How Much Do Public Schools Spend on Teaching?
May 12, 2011
School districts claim that funding cuts would require them to close schools and drastically increase class sizes, but states have little choice: K-12 schools take an average of 36 percent of general funds annually. However, school district budgets can be cut without touching classroom spending, says Michael Barba, a graduate student fellow with the National Center for Policy Analysis.
School districts very often define spending categories in unexpected ways, making it difficult to distinguish classroom spending from operational costs.
- While schools annually spend an average of about $10,000 per student, the National Center for Education Statistics (NCES) reports that only 60 percent of these expenditures are instructional.

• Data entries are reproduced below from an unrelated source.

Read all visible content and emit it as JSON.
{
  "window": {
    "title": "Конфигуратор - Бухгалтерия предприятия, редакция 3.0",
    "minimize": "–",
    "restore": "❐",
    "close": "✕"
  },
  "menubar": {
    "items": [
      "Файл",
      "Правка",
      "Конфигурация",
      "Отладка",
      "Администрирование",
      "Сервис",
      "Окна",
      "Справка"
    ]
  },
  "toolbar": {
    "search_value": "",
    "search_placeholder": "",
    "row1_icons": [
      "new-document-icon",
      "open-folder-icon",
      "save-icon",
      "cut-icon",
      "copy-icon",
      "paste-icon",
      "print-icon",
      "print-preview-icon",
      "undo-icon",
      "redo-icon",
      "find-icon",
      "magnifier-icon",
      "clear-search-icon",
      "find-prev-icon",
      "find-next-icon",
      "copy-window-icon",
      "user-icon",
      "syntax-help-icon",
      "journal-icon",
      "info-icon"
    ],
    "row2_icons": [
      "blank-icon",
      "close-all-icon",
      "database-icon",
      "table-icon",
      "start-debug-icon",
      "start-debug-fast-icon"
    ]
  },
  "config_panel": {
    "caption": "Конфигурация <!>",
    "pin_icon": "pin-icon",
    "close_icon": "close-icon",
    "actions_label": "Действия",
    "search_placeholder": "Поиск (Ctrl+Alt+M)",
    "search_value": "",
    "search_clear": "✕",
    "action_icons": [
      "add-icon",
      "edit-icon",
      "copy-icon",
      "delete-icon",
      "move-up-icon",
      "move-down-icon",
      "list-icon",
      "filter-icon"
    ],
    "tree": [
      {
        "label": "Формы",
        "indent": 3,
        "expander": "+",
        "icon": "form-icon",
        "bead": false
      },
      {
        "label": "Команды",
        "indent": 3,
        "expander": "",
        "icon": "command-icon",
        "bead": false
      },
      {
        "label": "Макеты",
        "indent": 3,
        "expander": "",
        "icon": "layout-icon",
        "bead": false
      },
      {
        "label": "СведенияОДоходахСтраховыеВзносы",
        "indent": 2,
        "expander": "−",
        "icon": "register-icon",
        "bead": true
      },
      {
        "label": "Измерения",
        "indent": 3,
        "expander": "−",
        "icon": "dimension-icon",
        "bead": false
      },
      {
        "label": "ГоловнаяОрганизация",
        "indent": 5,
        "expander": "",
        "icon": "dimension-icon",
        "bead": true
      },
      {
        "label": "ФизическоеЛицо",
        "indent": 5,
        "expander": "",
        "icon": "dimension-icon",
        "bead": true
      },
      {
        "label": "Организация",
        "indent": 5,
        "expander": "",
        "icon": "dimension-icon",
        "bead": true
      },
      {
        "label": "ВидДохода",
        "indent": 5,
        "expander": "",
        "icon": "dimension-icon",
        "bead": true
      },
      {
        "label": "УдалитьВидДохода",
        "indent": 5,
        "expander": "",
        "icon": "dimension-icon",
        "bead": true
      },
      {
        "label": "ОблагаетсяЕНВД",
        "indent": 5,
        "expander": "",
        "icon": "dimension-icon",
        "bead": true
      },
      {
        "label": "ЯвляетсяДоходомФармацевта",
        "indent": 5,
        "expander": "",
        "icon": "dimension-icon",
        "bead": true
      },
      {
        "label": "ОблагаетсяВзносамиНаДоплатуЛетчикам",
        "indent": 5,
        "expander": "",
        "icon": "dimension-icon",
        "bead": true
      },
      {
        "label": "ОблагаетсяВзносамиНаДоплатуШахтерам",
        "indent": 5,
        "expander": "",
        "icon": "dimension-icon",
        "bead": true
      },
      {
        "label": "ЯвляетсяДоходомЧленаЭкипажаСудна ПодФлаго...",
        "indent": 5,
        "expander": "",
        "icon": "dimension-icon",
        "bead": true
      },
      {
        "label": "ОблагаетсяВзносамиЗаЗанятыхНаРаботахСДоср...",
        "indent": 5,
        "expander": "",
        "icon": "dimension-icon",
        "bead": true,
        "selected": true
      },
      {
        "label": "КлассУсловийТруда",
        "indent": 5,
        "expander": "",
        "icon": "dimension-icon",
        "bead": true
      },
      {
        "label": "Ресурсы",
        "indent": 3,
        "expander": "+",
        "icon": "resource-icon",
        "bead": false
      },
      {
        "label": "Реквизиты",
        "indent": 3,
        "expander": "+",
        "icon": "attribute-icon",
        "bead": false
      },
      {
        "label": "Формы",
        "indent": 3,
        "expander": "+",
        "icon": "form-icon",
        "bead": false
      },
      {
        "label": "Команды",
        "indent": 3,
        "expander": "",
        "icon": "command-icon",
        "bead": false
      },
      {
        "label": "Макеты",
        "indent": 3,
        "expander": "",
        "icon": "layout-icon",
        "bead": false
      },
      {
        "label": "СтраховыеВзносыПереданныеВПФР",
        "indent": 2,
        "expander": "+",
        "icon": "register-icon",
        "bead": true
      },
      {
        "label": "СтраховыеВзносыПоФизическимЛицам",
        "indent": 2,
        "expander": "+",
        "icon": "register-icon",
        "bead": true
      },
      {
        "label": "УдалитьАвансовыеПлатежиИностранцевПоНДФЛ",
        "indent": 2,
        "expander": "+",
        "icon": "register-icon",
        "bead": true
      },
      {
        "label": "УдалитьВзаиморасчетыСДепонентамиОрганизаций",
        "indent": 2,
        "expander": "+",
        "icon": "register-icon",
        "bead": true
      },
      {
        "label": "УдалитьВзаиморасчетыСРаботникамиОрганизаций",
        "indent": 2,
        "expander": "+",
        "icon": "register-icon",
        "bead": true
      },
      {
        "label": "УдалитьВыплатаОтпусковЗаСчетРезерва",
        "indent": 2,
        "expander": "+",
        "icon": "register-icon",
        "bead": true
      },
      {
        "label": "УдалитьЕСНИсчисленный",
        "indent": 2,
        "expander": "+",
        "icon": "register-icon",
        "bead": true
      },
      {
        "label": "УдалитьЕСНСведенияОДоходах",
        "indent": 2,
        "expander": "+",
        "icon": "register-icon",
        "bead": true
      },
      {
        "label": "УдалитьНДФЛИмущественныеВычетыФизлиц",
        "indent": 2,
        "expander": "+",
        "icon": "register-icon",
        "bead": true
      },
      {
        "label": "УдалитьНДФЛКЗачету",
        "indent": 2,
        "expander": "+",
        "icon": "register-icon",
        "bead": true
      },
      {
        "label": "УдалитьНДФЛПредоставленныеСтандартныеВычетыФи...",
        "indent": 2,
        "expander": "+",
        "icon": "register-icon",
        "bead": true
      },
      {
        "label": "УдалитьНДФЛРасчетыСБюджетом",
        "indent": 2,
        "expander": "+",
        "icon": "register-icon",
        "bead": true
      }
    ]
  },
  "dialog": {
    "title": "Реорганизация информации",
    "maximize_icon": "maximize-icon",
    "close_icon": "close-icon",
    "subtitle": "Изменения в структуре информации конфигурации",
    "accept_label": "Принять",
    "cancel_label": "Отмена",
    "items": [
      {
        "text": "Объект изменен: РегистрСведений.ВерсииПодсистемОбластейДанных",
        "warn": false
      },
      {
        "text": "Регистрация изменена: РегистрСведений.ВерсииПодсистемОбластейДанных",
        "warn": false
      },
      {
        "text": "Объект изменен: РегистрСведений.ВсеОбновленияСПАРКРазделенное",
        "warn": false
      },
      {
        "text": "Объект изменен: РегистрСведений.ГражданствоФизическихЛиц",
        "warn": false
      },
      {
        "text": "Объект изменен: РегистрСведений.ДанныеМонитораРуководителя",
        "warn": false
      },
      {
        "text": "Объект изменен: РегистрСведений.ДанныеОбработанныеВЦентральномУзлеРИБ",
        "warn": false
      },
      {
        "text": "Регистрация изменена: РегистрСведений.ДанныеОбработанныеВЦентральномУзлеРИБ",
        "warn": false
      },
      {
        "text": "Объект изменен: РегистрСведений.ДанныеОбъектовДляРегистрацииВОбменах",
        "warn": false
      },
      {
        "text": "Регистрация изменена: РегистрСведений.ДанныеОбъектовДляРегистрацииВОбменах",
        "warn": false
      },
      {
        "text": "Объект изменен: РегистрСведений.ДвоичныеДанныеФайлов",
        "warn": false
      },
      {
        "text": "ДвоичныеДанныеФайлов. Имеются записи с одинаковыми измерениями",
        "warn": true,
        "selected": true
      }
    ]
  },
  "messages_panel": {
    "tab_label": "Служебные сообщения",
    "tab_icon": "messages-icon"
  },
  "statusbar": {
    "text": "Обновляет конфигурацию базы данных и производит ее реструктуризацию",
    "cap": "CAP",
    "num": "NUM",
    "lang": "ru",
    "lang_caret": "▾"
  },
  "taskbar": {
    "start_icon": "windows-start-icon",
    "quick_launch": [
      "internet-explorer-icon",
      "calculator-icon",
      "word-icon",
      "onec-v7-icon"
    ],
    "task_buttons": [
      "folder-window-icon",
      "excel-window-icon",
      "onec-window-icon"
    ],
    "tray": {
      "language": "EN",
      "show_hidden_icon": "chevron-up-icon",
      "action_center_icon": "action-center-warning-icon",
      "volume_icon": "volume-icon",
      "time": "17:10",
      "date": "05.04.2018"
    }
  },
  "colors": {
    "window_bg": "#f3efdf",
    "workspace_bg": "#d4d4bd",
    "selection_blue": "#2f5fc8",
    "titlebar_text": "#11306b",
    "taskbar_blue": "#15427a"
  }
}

- Instructional spending includes teacher and staff salaries, extracurricular activities such as sports or clubs, and classroom supplies.
- However, instructional expenses are often unrelated to the classroom.
- In Texas, for example, vehicle, equipment and computer maintenance, as well as food service, property insurance and refreshments for meetings are considered instructional expenditures.
Including all dollars spent reduces instruction's share and gives a clearer picture of the total bill. For instance, during the 2008-2009 school year:
- Philadelphia, Pa., schools reported that instruction was 54 percent of its expenditures, but including capital costs and other expenses, only 31 percent of its spending was instructional.
- Similarly, Washington, D.C., public schools reported spending 53 percent on instruction, when it took only 35 percent of total expenditures.
Determining how many dollars end up in classrooms would allow parents, teachers and legislators to hold administrators accountable, but this cannot be done until classroom spending is distinguished from all other spending. Districts could then measure what percent of expenditures are devoted to the classroom in proportion to every dollar spent, regardless of its budget category, says Barba.